Hybrid applications provide the productivity and potential portability of HTML5 with the more direct control of the native app. It may comprise on the user experience, and has both the positives (discoverability) and negatives (control by the mobile device vendor) aspect of the App Store.
The mobile application technology choosen is heavily dependent on the demands of the application, its requirements, the platforms to be supported, and the resources available.
Applications, such as games, which have a high degree of interactivity and are tightly integrated with the mobile device hardware will have a better user experience with native apps.

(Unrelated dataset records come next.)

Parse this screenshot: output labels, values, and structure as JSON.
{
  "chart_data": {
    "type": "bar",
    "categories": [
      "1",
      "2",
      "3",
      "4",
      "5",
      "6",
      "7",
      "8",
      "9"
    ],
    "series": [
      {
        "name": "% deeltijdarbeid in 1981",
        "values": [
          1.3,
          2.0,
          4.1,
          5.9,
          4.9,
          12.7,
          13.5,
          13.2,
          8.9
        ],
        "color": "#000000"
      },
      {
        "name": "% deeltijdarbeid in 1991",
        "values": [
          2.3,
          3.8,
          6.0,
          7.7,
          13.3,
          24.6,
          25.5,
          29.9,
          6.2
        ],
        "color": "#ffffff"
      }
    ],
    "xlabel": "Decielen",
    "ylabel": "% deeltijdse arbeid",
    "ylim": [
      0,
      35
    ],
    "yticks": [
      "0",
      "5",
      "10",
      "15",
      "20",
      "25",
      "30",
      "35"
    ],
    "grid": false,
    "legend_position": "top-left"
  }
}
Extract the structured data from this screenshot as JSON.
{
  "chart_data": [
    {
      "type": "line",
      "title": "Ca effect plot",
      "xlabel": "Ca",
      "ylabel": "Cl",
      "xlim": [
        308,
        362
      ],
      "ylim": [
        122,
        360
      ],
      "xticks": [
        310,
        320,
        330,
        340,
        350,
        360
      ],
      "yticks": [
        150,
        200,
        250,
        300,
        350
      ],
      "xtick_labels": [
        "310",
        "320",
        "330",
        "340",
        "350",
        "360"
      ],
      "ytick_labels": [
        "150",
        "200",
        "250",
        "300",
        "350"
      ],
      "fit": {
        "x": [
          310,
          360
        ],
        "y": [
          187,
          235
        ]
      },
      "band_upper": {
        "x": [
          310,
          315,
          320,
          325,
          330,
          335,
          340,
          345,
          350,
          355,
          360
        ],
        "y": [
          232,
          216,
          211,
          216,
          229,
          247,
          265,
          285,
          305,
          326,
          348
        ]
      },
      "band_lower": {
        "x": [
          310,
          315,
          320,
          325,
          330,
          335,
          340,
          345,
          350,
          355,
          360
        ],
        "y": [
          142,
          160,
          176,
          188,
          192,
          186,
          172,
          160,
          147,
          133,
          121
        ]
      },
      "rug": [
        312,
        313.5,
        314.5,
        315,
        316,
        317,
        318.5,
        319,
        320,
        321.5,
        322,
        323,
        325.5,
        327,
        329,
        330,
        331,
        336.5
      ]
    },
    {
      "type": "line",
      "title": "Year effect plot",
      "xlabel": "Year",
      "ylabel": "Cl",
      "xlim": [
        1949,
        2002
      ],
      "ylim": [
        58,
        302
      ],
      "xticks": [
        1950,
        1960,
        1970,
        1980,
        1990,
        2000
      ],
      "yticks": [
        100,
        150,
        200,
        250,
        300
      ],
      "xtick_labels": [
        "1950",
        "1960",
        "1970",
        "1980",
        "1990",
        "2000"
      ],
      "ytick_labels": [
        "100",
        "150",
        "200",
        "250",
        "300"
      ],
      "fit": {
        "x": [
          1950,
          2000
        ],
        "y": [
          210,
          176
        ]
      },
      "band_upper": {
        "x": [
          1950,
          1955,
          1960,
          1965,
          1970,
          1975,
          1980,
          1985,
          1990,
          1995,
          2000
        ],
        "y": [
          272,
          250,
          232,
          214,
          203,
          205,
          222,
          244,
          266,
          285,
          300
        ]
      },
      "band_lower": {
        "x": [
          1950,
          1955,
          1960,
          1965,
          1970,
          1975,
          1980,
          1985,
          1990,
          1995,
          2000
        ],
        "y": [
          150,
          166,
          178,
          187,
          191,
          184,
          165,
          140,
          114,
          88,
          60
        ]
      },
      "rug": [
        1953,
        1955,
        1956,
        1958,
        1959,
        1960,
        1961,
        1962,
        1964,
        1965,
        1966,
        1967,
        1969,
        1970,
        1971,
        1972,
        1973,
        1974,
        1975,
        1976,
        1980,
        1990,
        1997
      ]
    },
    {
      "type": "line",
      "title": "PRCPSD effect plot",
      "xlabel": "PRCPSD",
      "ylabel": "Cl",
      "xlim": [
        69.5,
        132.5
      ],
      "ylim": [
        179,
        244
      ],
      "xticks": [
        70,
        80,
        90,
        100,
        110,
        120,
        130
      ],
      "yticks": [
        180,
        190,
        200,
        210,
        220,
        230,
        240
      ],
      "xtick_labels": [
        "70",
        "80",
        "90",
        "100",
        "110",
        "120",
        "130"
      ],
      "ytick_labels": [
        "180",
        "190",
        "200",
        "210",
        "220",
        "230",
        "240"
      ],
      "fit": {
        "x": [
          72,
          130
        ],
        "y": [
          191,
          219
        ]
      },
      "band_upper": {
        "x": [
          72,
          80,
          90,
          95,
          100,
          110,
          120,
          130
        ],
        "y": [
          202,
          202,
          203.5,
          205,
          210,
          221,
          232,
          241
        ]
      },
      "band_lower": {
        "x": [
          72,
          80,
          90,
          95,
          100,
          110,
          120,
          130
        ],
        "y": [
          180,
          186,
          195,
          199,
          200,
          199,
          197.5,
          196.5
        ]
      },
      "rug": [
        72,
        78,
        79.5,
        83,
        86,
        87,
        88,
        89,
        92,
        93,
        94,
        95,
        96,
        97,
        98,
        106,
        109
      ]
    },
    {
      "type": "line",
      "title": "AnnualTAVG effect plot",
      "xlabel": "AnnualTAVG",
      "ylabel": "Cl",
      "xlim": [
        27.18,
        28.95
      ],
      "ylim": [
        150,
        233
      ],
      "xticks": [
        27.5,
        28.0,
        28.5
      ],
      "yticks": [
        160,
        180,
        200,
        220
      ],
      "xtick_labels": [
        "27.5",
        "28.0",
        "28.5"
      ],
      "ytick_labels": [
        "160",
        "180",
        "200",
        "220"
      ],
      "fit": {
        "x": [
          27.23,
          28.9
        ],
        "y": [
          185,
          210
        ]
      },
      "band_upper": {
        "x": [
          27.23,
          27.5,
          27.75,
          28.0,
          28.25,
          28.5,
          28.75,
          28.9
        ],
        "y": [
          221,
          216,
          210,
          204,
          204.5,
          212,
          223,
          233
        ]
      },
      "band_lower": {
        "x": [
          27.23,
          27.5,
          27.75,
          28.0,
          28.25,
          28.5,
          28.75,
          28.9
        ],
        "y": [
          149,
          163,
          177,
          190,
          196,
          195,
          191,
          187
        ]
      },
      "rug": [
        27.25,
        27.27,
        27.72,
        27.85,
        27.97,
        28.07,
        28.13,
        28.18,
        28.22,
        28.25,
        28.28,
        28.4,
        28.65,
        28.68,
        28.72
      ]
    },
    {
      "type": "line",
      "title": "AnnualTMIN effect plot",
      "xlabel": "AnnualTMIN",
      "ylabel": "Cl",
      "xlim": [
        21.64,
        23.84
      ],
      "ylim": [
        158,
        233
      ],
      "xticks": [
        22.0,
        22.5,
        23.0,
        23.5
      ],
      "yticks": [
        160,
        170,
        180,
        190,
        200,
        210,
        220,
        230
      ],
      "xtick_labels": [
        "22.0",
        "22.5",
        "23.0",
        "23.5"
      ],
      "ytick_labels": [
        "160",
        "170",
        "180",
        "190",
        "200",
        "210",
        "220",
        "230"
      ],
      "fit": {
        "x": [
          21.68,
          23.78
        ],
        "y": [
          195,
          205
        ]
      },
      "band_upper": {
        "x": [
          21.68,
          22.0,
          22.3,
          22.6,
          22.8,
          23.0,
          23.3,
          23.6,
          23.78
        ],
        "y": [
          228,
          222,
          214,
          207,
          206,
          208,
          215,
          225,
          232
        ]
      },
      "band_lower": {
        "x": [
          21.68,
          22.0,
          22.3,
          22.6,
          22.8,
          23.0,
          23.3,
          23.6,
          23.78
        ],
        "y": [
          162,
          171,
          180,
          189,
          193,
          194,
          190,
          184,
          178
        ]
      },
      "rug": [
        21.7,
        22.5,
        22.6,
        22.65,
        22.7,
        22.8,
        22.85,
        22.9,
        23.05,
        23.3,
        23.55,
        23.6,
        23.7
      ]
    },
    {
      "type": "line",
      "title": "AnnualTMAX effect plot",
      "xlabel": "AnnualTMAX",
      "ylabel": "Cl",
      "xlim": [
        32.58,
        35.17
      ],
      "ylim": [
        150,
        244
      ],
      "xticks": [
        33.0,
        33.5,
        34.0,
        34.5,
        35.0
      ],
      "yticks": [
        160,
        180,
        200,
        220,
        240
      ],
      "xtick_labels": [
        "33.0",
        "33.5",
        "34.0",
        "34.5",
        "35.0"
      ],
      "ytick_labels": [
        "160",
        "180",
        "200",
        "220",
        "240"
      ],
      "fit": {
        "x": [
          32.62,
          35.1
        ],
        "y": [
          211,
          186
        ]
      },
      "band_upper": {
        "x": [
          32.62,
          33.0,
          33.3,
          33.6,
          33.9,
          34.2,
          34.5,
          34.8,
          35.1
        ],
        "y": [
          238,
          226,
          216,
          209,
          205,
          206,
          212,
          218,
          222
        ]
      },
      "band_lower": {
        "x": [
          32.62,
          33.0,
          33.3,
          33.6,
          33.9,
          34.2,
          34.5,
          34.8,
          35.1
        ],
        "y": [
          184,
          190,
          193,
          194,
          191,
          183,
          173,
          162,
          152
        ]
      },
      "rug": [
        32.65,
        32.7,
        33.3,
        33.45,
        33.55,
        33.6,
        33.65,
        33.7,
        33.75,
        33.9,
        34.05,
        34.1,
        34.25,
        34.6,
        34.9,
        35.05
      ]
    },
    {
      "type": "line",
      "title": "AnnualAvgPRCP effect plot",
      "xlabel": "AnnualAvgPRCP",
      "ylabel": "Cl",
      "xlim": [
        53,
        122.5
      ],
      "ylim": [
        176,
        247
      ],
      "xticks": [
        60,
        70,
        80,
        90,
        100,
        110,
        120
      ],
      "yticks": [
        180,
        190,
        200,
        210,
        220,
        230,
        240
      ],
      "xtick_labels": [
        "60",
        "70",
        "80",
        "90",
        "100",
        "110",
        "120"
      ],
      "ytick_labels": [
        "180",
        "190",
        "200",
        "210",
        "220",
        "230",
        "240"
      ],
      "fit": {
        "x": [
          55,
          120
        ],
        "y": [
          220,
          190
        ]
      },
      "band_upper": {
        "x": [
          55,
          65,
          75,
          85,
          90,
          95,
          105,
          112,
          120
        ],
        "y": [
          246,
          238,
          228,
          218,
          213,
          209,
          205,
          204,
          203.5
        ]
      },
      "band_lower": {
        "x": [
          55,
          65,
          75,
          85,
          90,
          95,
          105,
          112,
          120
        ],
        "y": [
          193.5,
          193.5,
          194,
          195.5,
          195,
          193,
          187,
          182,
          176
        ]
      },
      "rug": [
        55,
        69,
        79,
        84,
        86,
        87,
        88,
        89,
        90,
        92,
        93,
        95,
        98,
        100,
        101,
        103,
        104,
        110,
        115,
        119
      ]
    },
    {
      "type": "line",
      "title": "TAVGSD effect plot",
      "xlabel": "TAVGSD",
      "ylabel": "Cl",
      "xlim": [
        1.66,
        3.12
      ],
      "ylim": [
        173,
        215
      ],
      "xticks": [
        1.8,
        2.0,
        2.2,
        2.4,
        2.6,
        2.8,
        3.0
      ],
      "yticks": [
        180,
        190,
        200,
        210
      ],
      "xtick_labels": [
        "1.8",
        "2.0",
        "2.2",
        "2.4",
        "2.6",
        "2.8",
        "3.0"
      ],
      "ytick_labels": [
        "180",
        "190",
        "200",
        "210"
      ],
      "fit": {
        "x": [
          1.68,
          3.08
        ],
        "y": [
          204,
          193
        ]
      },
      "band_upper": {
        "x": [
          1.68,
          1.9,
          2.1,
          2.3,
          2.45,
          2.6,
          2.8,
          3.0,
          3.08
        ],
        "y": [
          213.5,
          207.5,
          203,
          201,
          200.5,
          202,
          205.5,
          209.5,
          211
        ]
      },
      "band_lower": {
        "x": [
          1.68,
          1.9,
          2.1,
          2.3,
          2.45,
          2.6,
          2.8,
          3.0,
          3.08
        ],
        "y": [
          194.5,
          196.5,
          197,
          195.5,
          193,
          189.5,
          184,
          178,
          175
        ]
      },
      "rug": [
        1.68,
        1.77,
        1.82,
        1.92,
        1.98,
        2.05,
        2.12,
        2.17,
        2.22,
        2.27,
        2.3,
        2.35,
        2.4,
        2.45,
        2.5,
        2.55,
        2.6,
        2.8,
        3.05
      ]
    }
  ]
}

Those applications which are more static and not tied to the device specifics (other than the screen resolution) such as the Financial Times will have nearly an equivalent user experience with either native apps or HTML5 applications.
While today, most mobile applications are being developed as mobile apps, the trends is moving towards HTML5 as it continues to mature. For those SaaS vendors that charge for their mobile applications, there is a strong reason for adopting pure HTML mobile applications to avoid the App Store tax. Still the potential loss of revenue due to the more limited discovery in the App Store is a consideration for staying with either pure mobile apps or hybrid mobile apps.
Gartner estimates that by 2015 most Enterprise mobile applications will be hybrid – A native apps “wrapping” an HTML5 core, with only 10% being pure native mobile apps.
The key aspect for SaaS vendors is to pick the appropriate technology that is available at the time of development to produce the optimal user experience.